2. Reducing Waste and Promoting Circular Economy
Repurposing urban timber aligns with the principles of a circular economy. Rather than allowing felled trees to become waste, engineers can repurpose them into valuable construction materials. This not only reduces the burden on landfills but also minimizes the need for energy-intensive processes associated with the production of traditional building materials. By embracing urban timber, engineers can contribute to a more sustainable, closed-loop system in the construction industry.
3. Enhancing Urban Aesthetics and Connectivity
Beyond its environmental benefits, incorporating timber into architectural designs fosters a harmonious blend of nature and infrastructure, creating visually appealing and community focussed spaces. Using timber from local trees to create something new in the area it grew in also ensures its story and interaction with the community can continue to live on.
4. Adaptable and Innovative Designs
Urban timber offers engineers a versatile material that can be used in a variety of construction applications. From structural components to façades and interiors, the adaptability of timber allows for innovative and sustainable design solutions. Engineers can leverage the strength and flexibility of timber to create structures that are not only resilient but also aesthetically pleasing. This adaptability opens the door to a wide range of design possibilities, fostering creativity in urban planning and construction.
5. Addressing Urban Heat Island Effect
Urban areas often suffer from the heat island effect, where impervious surfaces absorb and retain heat, leading to elevated temperatures. Urban timber, with its natural insulating properties, can play a role in mitigating this effect. By incorporating timber elements in construction, engineers can contribute to creating cooler and more comfortable urban spaces. This not only enhances the quality of life for residents but also reduces the energy demand for cooling systems.
Urban trees in Canada Water
As engineers continue to seek innovative solutions for sustainable urban development, the integration of urban timber emerges as a promising avenue. By repurposing trees from urban environments, engineers can contribute to a circular economy, reduce environmental impact, and create aesthetically pleasing, resilient structures. As the demand for sustainable building practices grows, embracing urban timber represents a tangible step towards forging a better, more harmonious built environment for future generations.
This is why our January 2024 Winter School students will help tackle this challenge alongside local community partners, British Land and YesMake, to help maximise the impact and contribution of tree resource in and around Canada Water.

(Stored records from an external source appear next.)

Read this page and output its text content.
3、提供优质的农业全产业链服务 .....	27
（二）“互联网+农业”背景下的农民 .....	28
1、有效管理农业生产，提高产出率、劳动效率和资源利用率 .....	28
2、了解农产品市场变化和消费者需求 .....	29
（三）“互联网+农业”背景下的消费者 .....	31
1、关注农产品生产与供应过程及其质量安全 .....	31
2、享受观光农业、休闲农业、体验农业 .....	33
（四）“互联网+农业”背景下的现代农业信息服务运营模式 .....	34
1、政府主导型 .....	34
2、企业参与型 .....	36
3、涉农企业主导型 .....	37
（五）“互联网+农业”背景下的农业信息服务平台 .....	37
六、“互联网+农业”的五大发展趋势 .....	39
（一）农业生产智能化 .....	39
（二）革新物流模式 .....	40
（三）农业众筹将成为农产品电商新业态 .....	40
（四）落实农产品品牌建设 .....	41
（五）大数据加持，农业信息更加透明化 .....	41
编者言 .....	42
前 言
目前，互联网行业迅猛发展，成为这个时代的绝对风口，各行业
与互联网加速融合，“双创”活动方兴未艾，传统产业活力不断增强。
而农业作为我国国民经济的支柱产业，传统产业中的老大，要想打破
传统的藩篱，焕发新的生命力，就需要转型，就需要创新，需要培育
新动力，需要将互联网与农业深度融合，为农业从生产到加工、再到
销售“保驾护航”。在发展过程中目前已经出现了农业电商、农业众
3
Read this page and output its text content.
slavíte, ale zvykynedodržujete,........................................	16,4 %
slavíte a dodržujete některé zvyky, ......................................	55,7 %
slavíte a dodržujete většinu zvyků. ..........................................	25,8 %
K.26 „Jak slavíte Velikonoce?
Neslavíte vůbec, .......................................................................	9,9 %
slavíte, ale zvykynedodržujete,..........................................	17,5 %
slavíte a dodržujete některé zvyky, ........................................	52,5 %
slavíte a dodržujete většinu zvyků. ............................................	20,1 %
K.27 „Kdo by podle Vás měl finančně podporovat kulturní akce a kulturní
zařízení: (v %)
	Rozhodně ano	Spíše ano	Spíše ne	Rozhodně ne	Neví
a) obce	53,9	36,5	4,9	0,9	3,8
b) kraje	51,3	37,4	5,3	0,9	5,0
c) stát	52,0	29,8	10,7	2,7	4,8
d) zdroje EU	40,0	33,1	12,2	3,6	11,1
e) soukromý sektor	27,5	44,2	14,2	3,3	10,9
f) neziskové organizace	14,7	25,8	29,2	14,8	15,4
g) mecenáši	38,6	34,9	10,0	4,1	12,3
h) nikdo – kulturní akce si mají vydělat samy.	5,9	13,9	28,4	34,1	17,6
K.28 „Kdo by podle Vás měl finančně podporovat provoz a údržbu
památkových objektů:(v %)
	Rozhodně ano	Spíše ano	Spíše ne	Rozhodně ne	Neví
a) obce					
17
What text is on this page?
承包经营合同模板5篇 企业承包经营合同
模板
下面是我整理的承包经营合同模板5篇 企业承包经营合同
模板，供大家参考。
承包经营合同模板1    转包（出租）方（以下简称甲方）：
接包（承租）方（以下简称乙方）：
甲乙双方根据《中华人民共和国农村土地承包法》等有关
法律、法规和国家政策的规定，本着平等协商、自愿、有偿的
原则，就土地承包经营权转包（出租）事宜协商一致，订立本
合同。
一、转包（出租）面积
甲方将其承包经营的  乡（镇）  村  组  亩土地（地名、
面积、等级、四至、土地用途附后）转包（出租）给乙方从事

Our 18 students, who travelled all the way from UNSW Sydney and Canberra, bring with them a pool of multidisciplinary skills and mindsets. The challenge will provide the opportunity to innovate hands-on by designing community-fit timber processing methods to consider within Canada Water’s wide intervention options. Their prototypes, which they will be able to assemble by also accessing Yes Make’s workshops next to TEDI-London, will then be showcased on campus to business partners and the local community.
We are excited to see how they will approach this brief alongside our business partners and the local community, and we look forward to sharing their solutions with you!